Nos ponemos a cubierto.»

Sobrepasó este telegrama otro de Topeka 28 (ni el mismo Milson sabía lo que Topeka

tenía que ver con el asunto): «No dispare, coronel. Nos rendimos.»

Cheyne sonrió amargamente ante la consternación de sus enemigos cuando leyó el

montón de telegramas que le presentaron.

-Se creen que estamos en guerra. Milson, dígales que no tenemos ganas de pelear por

ahora. Comuníqueles lo que vamos a buscar. Creo que será mejor que usted y la

señorita Kinzey vengan con nosotros, aunque no es probable que me dedique a

negocios por el camino. Dígales la verdad... por esta vez.

Milson les contó verazmente lo que había ocurrido.

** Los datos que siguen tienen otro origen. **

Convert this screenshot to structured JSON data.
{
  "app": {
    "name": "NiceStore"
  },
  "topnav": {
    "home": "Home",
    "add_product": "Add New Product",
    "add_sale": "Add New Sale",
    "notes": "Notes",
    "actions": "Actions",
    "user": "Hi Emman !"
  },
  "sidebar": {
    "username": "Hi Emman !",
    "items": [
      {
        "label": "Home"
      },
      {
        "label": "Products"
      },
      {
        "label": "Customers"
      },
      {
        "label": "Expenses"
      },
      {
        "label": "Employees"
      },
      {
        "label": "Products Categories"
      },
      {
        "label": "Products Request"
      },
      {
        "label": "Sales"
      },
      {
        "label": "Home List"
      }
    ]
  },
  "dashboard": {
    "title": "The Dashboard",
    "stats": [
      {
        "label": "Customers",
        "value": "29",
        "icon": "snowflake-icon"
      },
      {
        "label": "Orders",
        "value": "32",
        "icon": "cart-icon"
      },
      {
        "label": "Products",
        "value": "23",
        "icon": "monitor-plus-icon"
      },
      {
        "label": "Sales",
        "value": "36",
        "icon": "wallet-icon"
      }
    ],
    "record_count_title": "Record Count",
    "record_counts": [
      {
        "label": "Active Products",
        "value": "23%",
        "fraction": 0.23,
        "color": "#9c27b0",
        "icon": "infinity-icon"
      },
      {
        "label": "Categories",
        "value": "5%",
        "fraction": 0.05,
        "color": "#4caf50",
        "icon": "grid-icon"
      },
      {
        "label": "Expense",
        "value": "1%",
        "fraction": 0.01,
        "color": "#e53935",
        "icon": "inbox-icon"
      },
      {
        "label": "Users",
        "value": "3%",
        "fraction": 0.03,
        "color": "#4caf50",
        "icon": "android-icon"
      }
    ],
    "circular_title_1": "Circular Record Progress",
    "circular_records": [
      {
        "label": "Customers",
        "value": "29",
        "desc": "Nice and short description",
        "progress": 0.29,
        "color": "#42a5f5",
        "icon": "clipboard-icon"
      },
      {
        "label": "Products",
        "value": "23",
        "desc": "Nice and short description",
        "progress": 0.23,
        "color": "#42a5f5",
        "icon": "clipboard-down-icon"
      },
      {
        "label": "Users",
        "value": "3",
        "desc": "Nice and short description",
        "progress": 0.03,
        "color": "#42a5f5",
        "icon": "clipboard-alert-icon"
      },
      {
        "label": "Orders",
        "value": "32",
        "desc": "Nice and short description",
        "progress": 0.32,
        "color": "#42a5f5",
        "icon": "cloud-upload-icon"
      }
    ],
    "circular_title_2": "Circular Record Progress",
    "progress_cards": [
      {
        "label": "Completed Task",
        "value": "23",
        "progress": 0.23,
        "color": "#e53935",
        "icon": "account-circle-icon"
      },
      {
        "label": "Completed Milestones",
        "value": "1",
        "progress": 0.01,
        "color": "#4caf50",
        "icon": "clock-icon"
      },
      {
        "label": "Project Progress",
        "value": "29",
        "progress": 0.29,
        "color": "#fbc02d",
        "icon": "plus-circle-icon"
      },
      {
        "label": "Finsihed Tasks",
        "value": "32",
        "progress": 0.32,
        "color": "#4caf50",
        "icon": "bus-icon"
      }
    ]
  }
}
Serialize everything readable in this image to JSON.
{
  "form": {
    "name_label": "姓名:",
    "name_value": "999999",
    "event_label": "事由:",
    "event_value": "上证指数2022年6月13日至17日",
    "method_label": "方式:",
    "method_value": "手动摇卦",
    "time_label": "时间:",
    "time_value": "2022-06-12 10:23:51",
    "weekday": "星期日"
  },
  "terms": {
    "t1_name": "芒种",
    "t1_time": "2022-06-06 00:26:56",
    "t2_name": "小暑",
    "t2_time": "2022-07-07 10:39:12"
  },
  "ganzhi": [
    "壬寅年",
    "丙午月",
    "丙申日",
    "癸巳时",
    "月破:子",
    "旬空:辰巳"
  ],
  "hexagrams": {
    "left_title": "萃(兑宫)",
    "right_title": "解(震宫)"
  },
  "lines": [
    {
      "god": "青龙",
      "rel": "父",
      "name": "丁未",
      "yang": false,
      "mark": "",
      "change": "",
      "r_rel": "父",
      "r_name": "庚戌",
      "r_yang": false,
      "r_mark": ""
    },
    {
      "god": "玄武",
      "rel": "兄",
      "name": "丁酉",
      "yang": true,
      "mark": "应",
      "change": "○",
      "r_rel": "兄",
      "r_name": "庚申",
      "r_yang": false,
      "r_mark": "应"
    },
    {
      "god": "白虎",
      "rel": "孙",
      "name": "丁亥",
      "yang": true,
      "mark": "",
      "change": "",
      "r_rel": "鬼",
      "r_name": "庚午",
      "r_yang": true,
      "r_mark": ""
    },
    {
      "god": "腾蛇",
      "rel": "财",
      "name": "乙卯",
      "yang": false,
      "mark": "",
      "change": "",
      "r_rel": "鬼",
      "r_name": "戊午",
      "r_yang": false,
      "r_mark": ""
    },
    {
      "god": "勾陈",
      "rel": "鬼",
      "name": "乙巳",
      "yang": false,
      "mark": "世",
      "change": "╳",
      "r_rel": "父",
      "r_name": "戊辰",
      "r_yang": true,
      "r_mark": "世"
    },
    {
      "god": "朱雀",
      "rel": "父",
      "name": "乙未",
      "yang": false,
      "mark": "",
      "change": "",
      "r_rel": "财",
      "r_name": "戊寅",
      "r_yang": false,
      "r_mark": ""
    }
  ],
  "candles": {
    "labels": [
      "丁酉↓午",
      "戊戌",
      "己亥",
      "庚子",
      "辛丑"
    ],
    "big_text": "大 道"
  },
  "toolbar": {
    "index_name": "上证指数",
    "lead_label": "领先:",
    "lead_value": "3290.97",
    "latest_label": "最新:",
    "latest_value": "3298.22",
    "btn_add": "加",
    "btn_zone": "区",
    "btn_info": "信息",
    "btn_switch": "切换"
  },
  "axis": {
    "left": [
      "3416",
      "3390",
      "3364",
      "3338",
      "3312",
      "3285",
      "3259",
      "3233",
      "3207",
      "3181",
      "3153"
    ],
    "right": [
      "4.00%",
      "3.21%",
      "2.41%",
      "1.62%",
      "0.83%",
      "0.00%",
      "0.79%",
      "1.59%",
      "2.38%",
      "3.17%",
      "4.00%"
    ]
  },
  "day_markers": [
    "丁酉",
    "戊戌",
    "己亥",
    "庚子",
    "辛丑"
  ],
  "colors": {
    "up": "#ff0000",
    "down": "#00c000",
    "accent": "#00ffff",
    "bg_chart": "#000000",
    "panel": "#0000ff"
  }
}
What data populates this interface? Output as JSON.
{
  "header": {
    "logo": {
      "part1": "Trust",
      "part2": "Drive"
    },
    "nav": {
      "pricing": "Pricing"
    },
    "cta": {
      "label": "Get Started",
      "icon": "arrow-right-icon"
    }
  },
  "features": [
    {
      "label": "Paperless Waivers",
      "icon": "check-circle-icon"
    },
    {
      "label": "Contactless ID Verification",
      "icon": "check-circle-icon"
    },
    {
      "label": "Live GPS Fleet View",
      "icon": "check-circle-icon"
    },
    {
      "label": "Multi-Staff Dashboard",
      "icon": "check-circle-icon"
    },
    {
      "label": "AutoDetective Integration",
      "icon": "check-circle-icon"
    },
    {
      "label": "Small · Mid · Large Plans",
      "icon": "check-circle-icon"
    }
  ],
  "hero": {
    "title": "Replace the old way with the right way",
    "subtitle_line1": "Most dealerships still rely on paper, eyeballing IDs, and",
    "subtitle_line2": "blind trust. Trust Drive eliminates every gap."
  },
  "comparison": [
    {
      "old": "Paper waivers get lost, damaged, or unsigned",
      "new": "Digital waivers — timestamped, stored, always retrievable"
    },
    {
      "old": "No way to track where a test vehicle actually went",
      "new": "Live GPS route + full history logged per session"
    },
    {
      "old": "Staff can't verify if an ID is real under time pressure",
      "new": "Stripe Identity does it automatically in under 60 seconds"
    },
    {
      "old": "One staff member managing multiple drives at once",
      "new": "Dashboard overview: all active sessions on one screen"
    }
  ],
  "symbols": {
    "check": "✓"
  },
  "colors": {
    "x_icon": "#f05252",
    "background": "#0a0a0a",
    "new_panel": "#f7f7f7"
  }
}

La señorita Kinzey expresó el

sentimiento en los telegramas explicativos, terminando con la memorable sentencia:

-Tengamos paz.

A tres mil kilómetros de distancia los representantes de sesenta y tres millones de

dólares, ganados manipulando acciones ferroviarias, respiraron tranquilos. Cheyne

volaba para encontrarse con su hijo único, salvado milagrosamente. El oso iba en busca

de su cachorro y no quería encontrarse ahora con los perros de presa. Hombres duros,

que habían sacado el cuchillo para luchar por su vida como financieros, envainaron sus

armas y le desearon buen viaje, mientras otra media docena de aterrorizados

propietarios de líneas de ferrocarril levantaron la cabeza orgullosa y contaron las

maravillosas hazañas que hubieran hecho si Cheyne no hubiera enterrado el hacha de

guerra.

Los telégrafos trabajaron intensamente aquel fin de semana, pues ahora que había

desaparecido la ansiedad, los hombres y las ciudades se daban prisa en cumplir lo

ordenado. Los Ángeles llamó a San Diego y a Barstow para que los ingenieros del

Southern California estuvieran enterados y se prepararan en sus remotas cocheras.